Today, the web is becoming more interactive. Many tech experts believe we are smoothly moving into the Web 3 phase — the next Internet generation. In the 90s, we just “read” the Internet in its Web 1 form. With the rise of the first social networks in Web 2, users gained more online opportunities. Web 3 heralds the invention of new tools for interaction, and the Metaverse is one of its upcoming trends. A huge number of companies, big and small are now developing tools and technologies that will accelerate web decentralization and allow the introduction of more sales and distribution channels. The creator economy will reach the next level as soon as users, endowed with rights to content, get to the center of the new web infrastructure.
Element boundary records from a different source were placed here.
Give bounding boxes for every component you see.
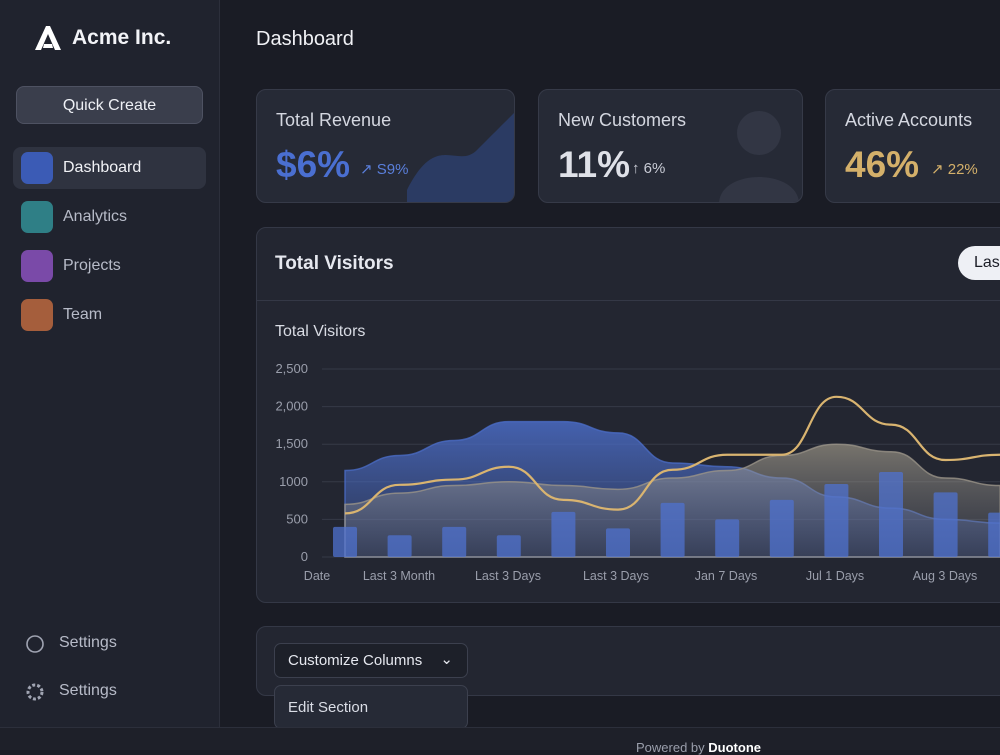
quick-create-button[interactable]: Quick Create bbox=[16, 86, 203, 124]
y-tick-label: 2,500 bbox=[275, 361, 308, 376]
card-change: ↑ 6% bbox=[632, 160, 666, 177]
logo bbox=[35, 26, 61, 50]
change-value: 22% bbox=[947, 161, 978, 178]
stat-card: Active Accounts 46% ↗ 22% bbox=[825, 89, 1000, 203]
card-label: Active Accounts bbox=[845, 110, 973, 130]
nav-label: Projects bbox=[63, 257, 121, 274]
nav-label: Dashboard bbox=[63, 159, 142, 176]
nav-item[interactable]: Analytics bbox=[13, 196, 206, 238]
x-tick-label: Last 3 Month bbox=[363, 569, 435, 583]
sidebar: Acme Inc. Quick Create Dashboard Analyti… bbox=[0, 0, 220, 727]
card-change: ↗ S9% bbox=[360, 161, 409, 178]
bar bbox=[606, 528, 630, 557]
bar bbox=[442, 526, 467, 557]
bar bbox=[333, 526, 357, 557]
bar bbox=[988, 512, 1000, 557]
chart-title: Total Visitors bbox=[275, 323, 366, 340]
card-value: 11% bbox=[558, 144, 631, 185]
x-tick-label: Last 3 Days bbox=[475, 569, 541, 583]
y-tick-label: 1000 bbox=[279, 474, 308, 489]
bar bbox=[769, 499, 794, 557]
icon bbox=[26, 635, 44, 653]
customize-button[interactable]: Customize Columns ⌄ bbox=[274, 643, 468, 678]
y-tick-label: 2,000 bbox=[275, 399, 308, 414]
x-tick-label: Last 3 Days bbox=[583, 569, 649, 583]
nav-item[interactable]: Dashboard bbox=[13, 147, 206, 189]
bar bbox=[879, 472, 903, 557]
menu-item[interactable]: Edit Section bbox=[274, 685, 468, 729]
icon bbox=[26, 683, 44, 701]
x-tick-label: Aug 3 Days bbox=[913, 569, 978, 583]
y-tick-label: 500 bbox=[286, 511, 308, 526]
decoration bbox=[719, 111, 799, 202]
visitors-chart: 0 500 1000 1,500 2,000 2,500 Date Last 3 Month L… bbox=[275, 361, 1000, 583]
footer: Powered by Duotone bbox=[0, 727, 1000, 755]
card-change: ↗ 22% bbox=[931, 161, 978, 178]
footer-brand: Duotone bbox=[708, 740, 761, 755]
nav-item[interactable]: Projects bbox=[13, 245, 206, 287]
line bbox=[344, 395, 1000, 515]
x-tick-label: Date bbox=[304, 569, 330, 583]
settings-label: Settings bbox=[59, 634, 117, 651]
bar bbox=[824, 484, 849, 557]
customize-label: Customize Columns bbox=[288, 652, 423, 669]
stat-card: New Customers 11% ↑ 6% bbox=[538, 89, 803, 203]
bar bbox=[660, 502, 685, 557]
bar bbox=[387, 535, 412, 557]
settings-link[interactable]: Settings bbox=[24, 634, 174, 654]
y-tick-label: 0 bbox=[301, 549, 308, 564]
chevron: ⌄ bbox=[440, 651, 453, 668]
range-button[interactable]: Las bbox=[958, 246, 1000, 280]
decoration bbox=[407, 113, 514, 202]
card-label: Total Revenue bbox=[276, 110, 392, 130]
card-value: $6% bbox=[276, 144, 351, 185]
change-value: S9% bbox=[376, 161, 409, 178]
bar bbox=[933, 492, 958, 557]
settings-label: Settings bbox=[59, 682, 117, 699]
nav-label: Team bbox=[63, 306, 103, 323]
card-value: 46% bbox=[845, 144, 920, 185]
stat-card: Total Revenue $6% ↗ S9% bbox=[256, 89, 515, 203]
x-tick-label: Jul 1 Days bbox=[806, 569, 864, 583]
bar bbox=[496, 535, 521, 557]
footer-prefix: Powered by bbox=[636, 740, 705, 755]
settings-link[interactable]: Settings bbox=[24, 682, 174, 702]
panel-title: Total Visitors bbox=[275, 253, 394, 274]
bar bbox=[715, 519, 740, 557]
page-title: Dashboard bbox=[256, 28, 354, 50]
change-value: 6% bbox=[643, 160, 666, 177]
nav-label: Analytics bbox=[63, 208, 128, 225]
x-tick-label: Jan 7 Days bbox=[695, 569, 758, 583]
brand: Acme Inc. bbox=[72, 26, 172, 49]
bar bbox=[551, 511, 576, 557]
card-label: New Customers bbox=[558, 110, 687, 130]
nav-item[interactable]: Team bbox=[13, 294, 206, 336]
divider bbox=[257, 300, 1000, 301]
footer-text: Powered by Duotone bbox=[636, 740, 761, 755]
y-tick-label: 1,500 bbox=[275, 436, 308, 451]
Thanks to new technologies, the Internet will change, as will advertising.
The full-scale penetration of Metaverse-like experiences and the massive rollout of AR/VR has not yet happened. Still, many tech companies are already working on creating ad opportunities in virtual environments, launching digital clothing brands, hosting virtual shows and exhibitions, and more. For example, this July, India’s largest Food Delivery presented a hyper-localized video campaign on YouTube. This ad featured an actor mentioning the name of the dish, restaurant, and city, which vary from viewer to viewer based on their phone’s GPS.
If there is one thing we can expect from the digital landscape, it is change. No one knows exactly what the future of the Internet will look like, but it will certainly be more immersive and personalized. The new web will affect the whole of advertising, but brands can continue to thrive if they build community, integrate growth loops and keep an eye on the next emergent trend.